In going so far as to question whether the mind is even attempting to hold a mirror to reality Rorty elevated the reductio ad absurdum to the status of fundamental truth.
More than a mere spiv like Derrida, he was nonetheless too in thrall to the same kind of impish nihilism that animates deconstruction, the refusal to see that informed supposition is not wild guesswork but probably the greatest advance in the history of mental life on earth, the single most significant factor separating human minds from those of every other living thing. Hume in fact talks of 'mitigated scepticism', essentially an informed compromise between what little we know with certainty and what we may reasonably assume, negotiated for the express purpose of getting through life sensibly and safely.
So while no meaning or meanings can ever be prioritised in logic, some can be, must be, in practice if we are to function as natural entities, and claiming otherwise is just an intellectual game; fundamentally unserious, and trivial.
Existence is enacted not in an abstract world but a concrete one, with perils and challenges around every corner of a sort through which relativism is simply incapable of negotiating a course. This world is shaped by and subservient to natural laws to which we, as products of Darwinian evolution, can be predicted to respond in finite ways. In other words, ultimate truth may be forever elusive, but compromise is not merely possible but imperative. Some courses of action work, others do not. We accept this without question in our physical lives - why should our mental lives be so different?
Can we ever be sure how I see, feel or otherwise experience a tree, or liquid, or the colour green is the same way that you experience those entities we both call a tree, or liquid, or the colour green?
In logic, no we can’t, but in practice, it is not evasion to conclude, cautiously, that we can. If there was ever a person who saw a hungry tiger as the colour green he would not be expected to produce many ancestors. So in a sense, our existence suggests the question was answered long before it was even asked: radical doubt tested in the arena of empirical reality, with empirical reality (represented by the one with the stripes, long teeth and full belly) emerging the winner.
We are the descendants of a long line of reproducing entities that stretches back through human history all the way to the first self-replicating single-celled organism. Not one of our ancestors died before producing another generation. It is reasonable to suppose then, that our version of reality is, if ultimately just that, still nonetheless consistent with the reality perceived by all other successful perceiving entitles on the planet: and what better definition of objective reality than that are you looking for exactly?
Rorty wrote that “no organism, human or non-human, is ever more or less in touch with reality than any other organism” as if he was saying something interesting, but to be equally in touch with reality is exactly what we should expect of successful organisms.
Reality can be discerned in the areas of consensus and interaction between discrete entities, be they species, cultures, individuals or whatever.

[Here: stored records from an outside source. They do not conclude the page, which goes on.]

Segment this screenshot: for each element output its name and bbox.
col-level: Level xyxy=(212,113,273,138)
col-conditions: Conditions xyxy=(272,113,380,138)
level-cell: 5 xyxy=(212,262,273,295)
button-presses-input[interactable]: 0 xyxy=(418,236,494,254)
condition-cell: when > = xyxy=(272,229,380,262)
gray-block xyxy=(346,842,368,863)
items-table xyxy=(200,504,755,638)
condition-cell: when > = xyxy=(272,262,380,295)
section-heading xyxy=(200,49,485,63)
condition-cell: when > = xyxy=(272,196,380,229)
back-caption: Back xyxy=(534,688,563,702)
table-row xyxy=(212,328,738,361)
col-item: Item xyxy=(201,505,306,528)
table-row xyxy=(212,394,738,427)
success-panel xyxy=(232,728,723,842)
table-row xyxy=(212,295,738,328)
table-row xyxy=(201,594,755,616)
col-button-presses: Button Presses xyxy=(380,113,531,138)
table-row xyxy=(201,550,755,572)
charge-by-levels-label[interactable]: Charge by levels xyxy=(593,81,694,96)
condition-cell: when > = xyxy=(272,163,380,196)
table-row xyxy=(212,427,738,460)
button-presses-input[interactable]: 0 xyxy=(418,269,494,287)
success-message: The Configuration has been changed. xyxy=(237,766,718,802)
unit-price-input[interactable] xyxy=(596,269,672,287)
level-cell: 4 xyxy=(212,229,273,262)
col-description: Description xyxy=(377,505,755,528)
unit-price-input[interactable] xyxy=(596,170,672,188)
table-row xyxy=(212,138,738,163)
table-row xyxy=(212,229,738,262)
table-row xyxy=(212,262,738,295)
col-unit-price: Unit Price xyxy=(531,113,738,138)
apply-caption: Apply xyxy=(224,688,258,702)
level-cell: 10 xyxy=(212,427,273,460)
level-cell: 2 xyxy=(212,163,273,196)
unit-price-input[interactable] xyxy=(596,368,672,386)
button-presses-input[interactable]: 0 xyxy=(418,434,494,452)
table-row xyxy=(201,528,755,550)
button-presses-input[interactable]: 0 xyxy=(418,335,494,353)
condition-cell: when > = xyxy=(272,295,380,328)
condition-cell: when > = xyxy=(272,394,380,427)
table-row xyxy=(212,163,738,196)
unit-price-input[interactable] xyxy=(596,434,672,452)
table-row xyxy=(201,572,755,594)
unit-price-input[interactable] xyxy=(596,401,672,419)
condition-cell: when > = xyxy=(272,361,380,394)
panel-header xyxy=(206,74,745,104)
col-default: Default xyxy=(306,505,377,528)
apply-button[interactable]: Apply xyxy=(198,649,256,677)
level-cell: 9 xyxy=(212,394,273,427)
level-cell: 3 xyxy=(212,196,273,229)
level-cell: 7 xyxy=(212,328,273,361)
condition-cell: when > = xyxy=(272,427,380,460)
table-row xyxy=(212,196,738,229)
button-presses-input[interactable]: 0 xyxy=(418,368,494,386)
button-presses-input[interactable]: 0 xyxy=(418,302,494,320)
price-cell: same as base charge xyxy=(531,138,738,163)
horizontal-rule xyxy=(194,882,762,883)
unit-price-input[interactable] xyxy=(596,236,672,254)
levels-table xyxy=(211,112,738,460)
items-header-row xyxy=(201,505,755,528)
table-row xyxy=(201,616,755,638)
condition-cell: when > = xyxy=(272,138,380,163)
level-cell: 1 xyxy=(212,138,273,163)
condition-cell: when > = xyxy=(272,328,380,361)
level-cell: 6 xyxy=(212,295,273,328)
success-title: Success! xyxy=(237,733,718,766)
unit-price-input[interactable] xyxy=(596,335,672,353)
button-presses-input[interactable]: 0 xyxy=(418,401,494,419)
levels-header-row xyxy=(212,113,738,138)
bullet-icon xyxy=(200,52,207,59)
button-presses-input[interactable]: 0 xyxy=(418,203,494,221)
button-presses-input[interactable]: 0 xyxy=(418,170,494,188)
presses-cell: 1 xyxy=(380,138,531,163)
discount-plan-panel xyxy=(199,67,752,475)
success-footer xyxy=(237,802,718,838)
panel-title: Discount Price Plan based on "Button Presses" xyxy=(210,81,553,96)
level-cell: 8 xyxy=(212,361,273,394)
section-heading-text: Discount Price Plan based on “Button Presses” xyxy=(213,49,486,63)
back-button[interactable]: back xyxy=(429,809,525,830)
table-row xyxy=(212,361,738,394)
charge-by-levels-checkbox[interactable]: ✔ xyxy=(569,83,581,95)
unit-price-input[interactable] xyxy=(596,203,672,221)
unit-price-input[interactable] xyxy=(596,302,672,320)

This consensus points to exactly that objectively verifiable reality which the Cartesian method, transcendental idealism and postmodernism all question (the first two soberly and wisely). That we are not able to reach ultimate certainty on such questions merely says something about the limitations of our minds, nothing at all about phenomenal reality. You may as well argue from the perspective of a pencil and say there is no good reason for believing in the existence of cows, because a pencil cannot perceive them.
Rorty knew this: he wrote that beliefs are merely ingrained habits, road tested in the Darwinian arena, but didn't seem to grasp that this points towards an independently discernible reality rather than away from one.